E como justificativa para esse empreendimento, "o Governo considerou Apucarana como ponto obrigatório de passagem de uma linha férrea que deverá ser constituída na faixa situada entre os rios Pirapó e Ivaí, para atingir o Porto São José, na divisa de Mato Grosso, e que, como as demais terras da região, é das mais férteis e mesmo qualquer outro que, como o atual, procure o rio Paraná, em Porto Guaíra. E se ele, no futuro, levar as linhas dessa estrada diretamente ao Porto de Paranaguá, não haverá no país uma estrada que se lhe iguale em possibilidades financeiras e de tão grande alcance econômico, principalmente para o Estado que terá o controle geral sobre a exportação de seus produtos".
Porem, apesar do destaque todo especial à construção dessa estrada, foi verificado pela mensagem do sucessor Governo Ney Braga, no ano de 1963, que a ligação entre Ponta Grossa e Apucarana ainda estava sendo executada, havendo por outro lado no Paraná 1.932 km em tráfego, sendo 1.872 km administrados pela Rede de Viação Paraná-Santa Catarina.
Em 1967, o trecho entre Apucarana e Ponta Grossa estava concluído, não ultrapassando a cidade de Araruna. Também na mensagem do ano de 1968, o Governo do Estado faz referências sobre a ferrovia, sem que soluções tivessem sido apresentadas. Ou seja, desde 1948 o Governo do Paraná vem se preocupando com a
construção do trecho ferroviário entre os planaltos de Curitiba e Ponta Grossa e as regiões noroeste do Estado; logrou inclusive ser incorporado ao Plano Nacional de Viação, face às características prioritárias de que era revestido. Não evoluíram os trabalhos em razão da reconhecida crise a que foram lançadas as ferrovias brasileiras. A partir daquela época, já o Estado do Paranã vinha experimentando profundas
transformações econômicas que o levaram a se constituir no maior centro produtor primário do pais, o que viria consequentemente exigir vias de transportes que pudessem suportar o escoamento da crescente produção oriunda do norte paranaense. O governo, então, deu ênfase às rodovias, mais baratas que as ferrovias.
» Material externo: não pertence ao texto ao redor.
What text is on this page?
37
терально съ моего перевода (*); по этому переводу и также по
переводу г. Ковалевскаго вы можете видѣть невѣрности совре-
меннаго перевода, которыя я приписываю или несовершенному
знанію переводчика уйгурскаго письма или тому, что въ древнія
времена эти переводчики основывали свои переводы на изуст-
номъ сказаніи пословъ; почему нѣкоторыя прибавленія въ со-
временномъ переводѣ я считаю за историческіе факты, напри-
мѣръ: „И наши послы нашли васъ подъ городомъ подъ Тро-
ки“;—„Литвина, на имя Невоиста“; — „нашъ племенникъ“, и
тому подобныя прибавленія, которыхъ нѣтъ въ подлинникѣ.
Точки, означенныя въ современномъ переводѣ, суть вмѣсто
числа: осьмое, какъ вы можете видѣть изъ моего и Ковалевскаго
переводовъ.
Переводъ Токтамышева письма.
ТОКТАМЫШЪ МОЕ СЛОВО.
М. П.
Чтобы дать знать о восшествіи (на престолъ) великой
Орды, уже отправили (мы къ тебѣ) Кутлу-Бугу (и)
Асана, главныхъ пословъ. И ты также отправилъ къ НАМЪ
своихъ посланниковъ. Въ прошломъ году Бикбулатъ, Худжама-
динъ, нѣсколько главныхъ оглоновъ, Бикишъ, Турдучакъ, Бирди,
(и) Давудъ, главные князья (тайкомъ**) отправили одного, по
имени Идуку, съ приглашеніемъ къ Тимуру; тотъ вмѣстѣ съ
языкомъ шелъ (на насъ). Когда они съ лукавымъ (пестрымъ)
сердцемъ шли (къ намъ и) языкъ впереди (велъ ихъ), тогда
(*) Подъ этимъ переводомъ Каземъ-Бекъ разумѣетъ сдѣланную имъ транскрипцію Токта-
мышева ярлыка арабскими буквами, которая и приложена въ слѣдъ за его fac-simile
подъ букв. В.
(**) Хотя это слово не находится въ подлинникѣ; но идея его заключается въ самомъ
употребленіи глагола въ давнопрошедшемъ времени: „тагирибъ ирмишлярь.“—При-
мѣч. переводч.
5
No decênio de 1960, sob a responsabilidade do DNER (Departamento de Estradas
de Rodagens do Paraná) , com financiamento do Governo Estadual e Federal e da CODEPAR (Companhia de Desenvolvimento do Paraná), foi colocada em prática a construção da Rodovia do Café – BR-104 (depois renumerada como BR-376). Como meta principal do programa estabelecido no Plano Quinquenal de 1961, a Rodovia do Café "fará a ligação do Porto de Paranaguá a Curitiba e, seguindo para o Norte do Estado, passará por Ponta Grossa, Ortigueira, Araruna, Califórnia, Apucarana, Cambira, Jandaia do Sul, Mandaguari, Marialva, Maringá, Nova Esperança e Paranavaí, totalizando 572 quilômetros de percurso". E, em etapa posterior, objetivando atingir o Estado do Mato Grosso, "atingirá Porto São José, nas barrancas do Rio Paraná", conclui o documento.
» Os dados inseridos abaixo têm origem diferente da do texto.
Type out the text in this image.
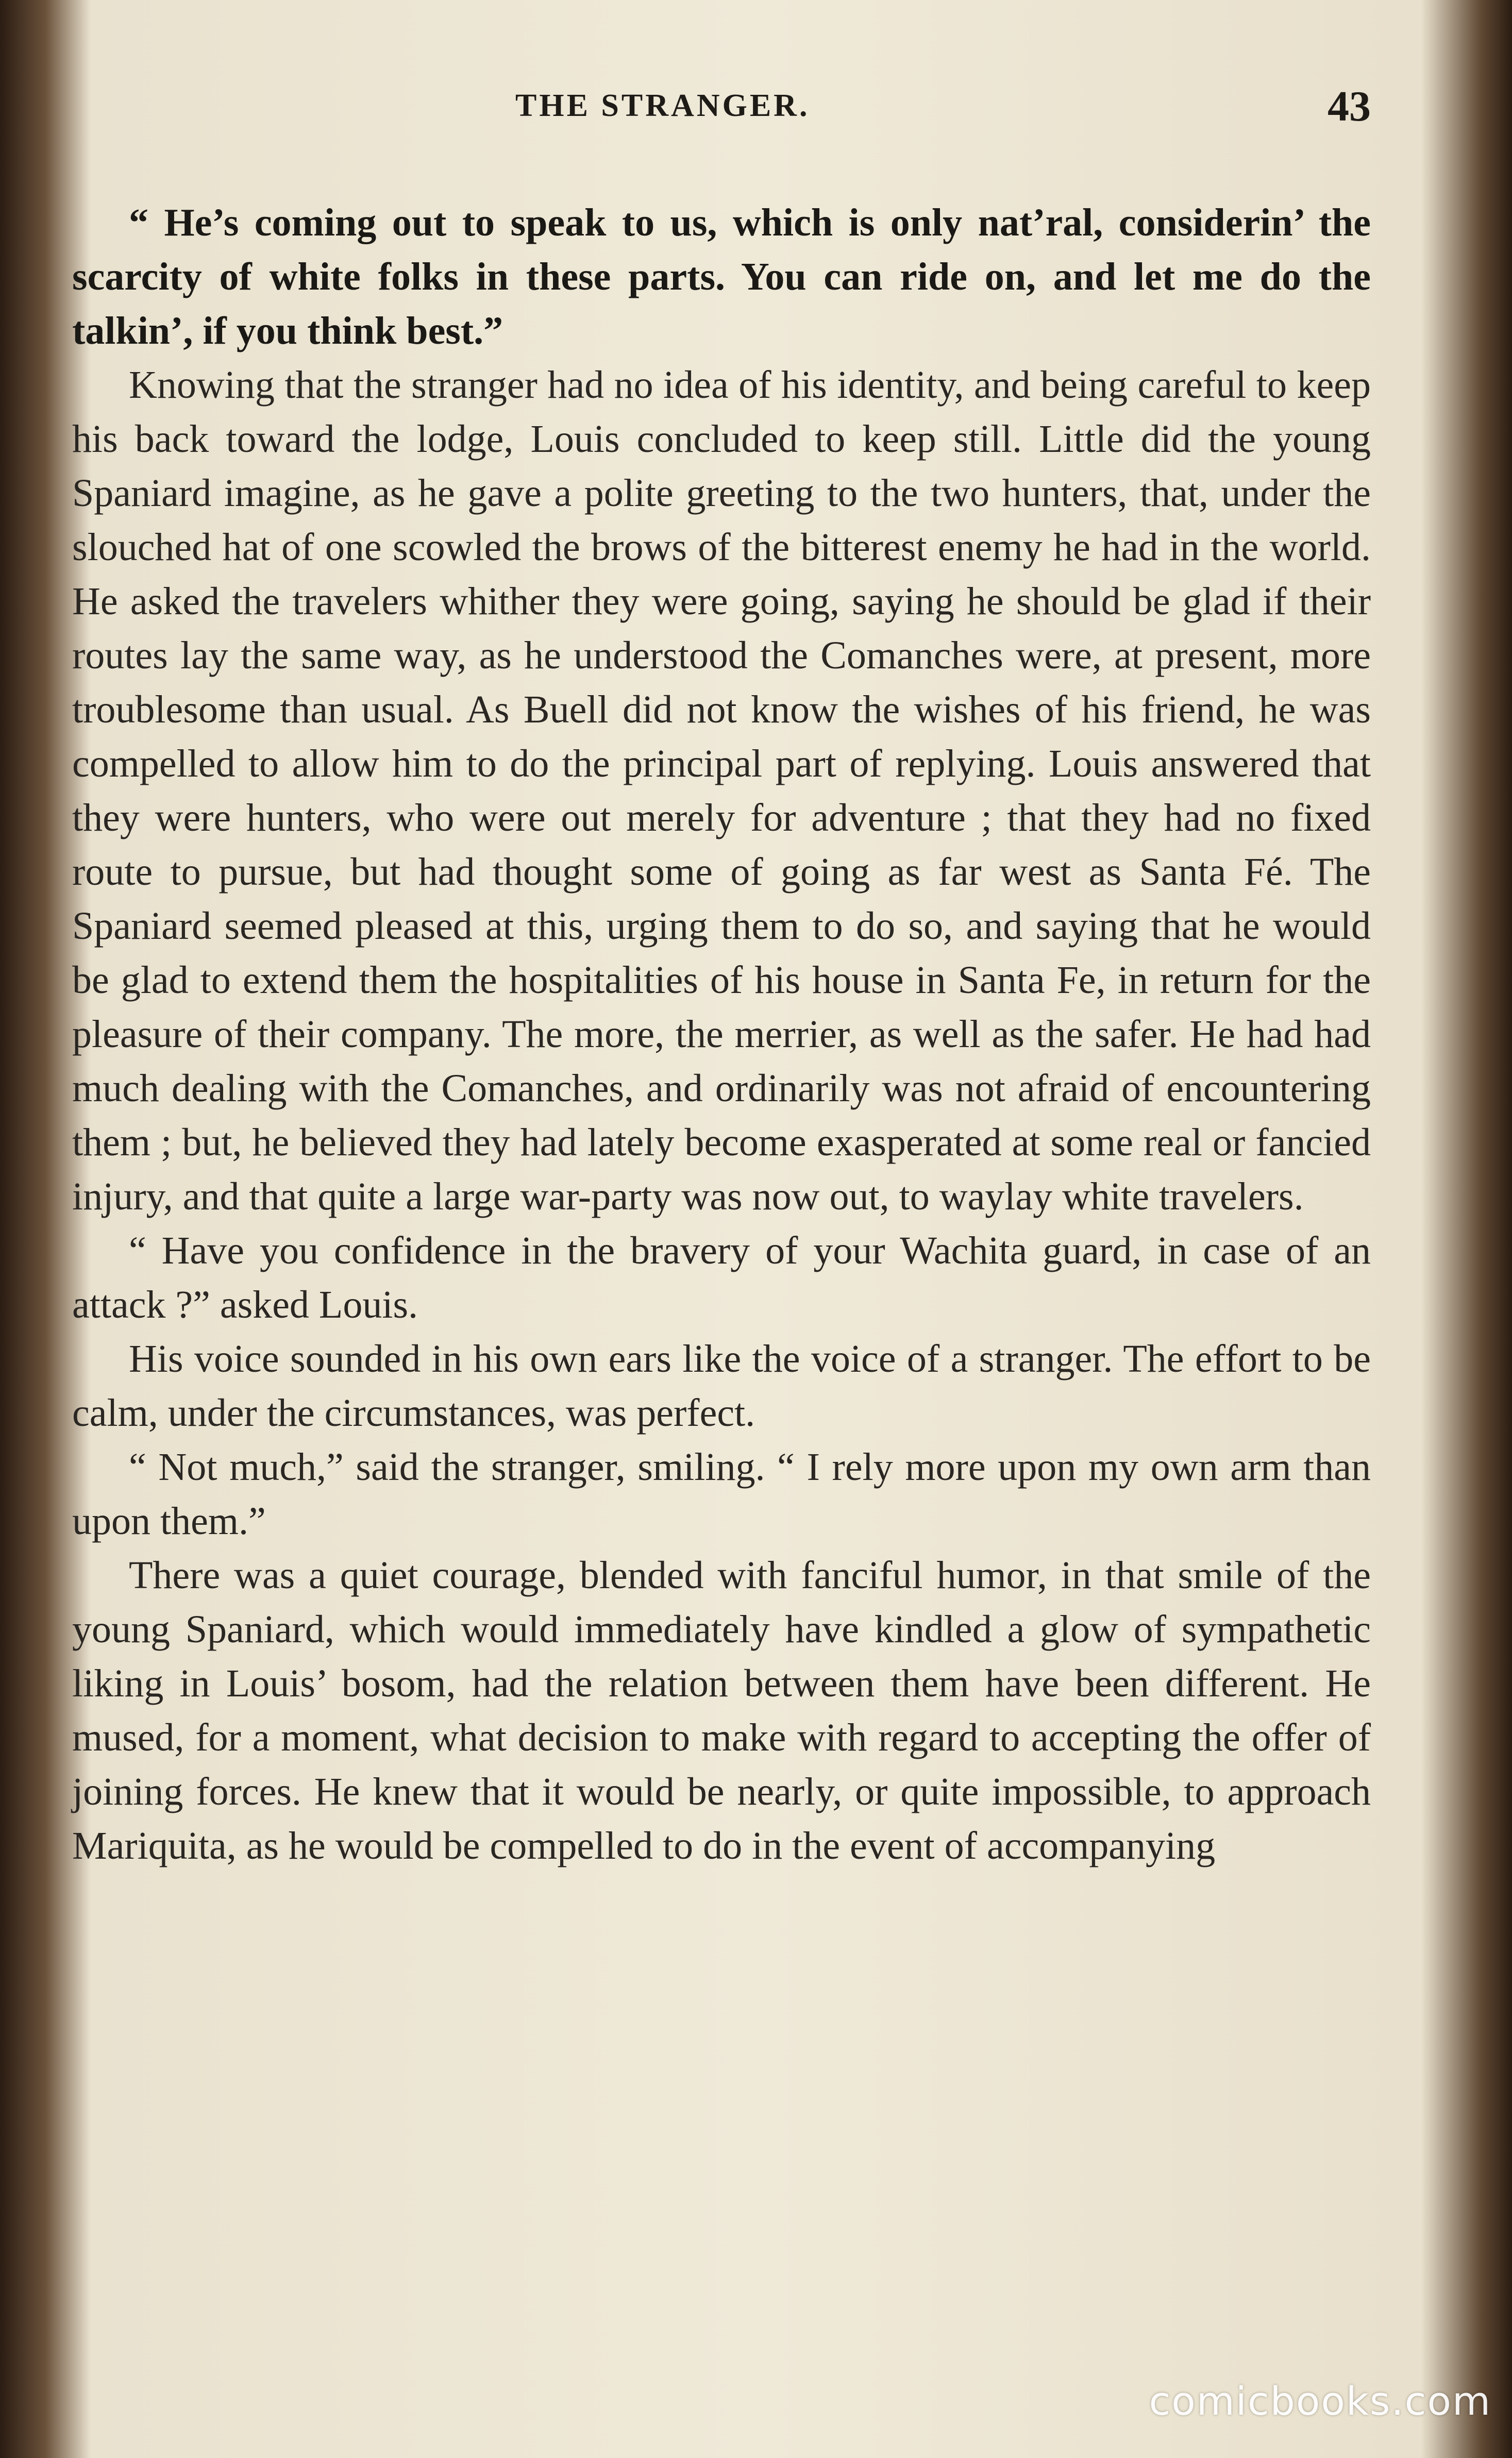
THE STRANGER.	43

“ He’s coming out to speak to us, which is only nat’ral, considerin’ the scarcity of white folks in these parts. You can ride on, and let me do the talkin’, if you think best.”

Knowing that the stranger had no idea of his identity, and being careful to keep his back toward the lodge, Louis concluded to keep still. Little did the young Spaniard imagine, as he gave a polite greeting to the two hunters, that, under the slouched hat of one scowled the brows of the bitterest enemy he had in the world. He asked the travelers whither they were going, saying he should be glad if their routes lay the same way, as he understood the Comanches were, at present, more troublesome than usual. As Buell did not know the wishes of his friend, he was compelled to allow him to do the principal part of replying. Louis answered that they were hunters, who were out merely for adventure ; that they had no fixed route to pursue, but had thought some of going as far west as Santa Fé. The Spaniard seemed pleased at this, urging them to do so, and saying that he would be glad to extend them the hospitalities of his house in Santa Fe, in return for the pleasure of their company. The more, the merrier, as well as the safer. He had had much dealing with the Comanches, and ordinarily was not afraid of encountering them ; but, he believed they had lately become exasperated at some real or fancied injury, and that quite a large war-party was now out, to waylay white travelers.

“ Have you confidence in the bravery of your Wachita guard, in case of an attack ?” asked Louis.

His voice sounded in his own ears like the voice of a stranger. The effort to be calm, under the circumstances, was perfect.

“ Not much,” said the stranger, smiling. “ I rely more upon my own arm than upon them.”

There was a quiet courage, blended with fanciful humor, in that smile of the young Spaniard, which would immediately have kindled a glow of sympathetic liking in Louis’ bosom, had the relation between them have been different. He mused, for a moment, what decision to make with regard to accepting the offer of joining forces. He knew that it would be nearly, or quite impossible, to approach Mariquita, as he would be compelled to do in the event of accompanying

comicbooks.com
Por sua abrangência, esta rodovia pode ser considerada uma das principais artérias, ou mesmo um dos principais troncos rodoviários do território paranaense, possibilitando, de um lado, economia no custo do transporte, maior facilidade no escoamento dos produtos agrícolas e, por outro lado, veio amenizar o isolamento físico entre a população de um município e outro.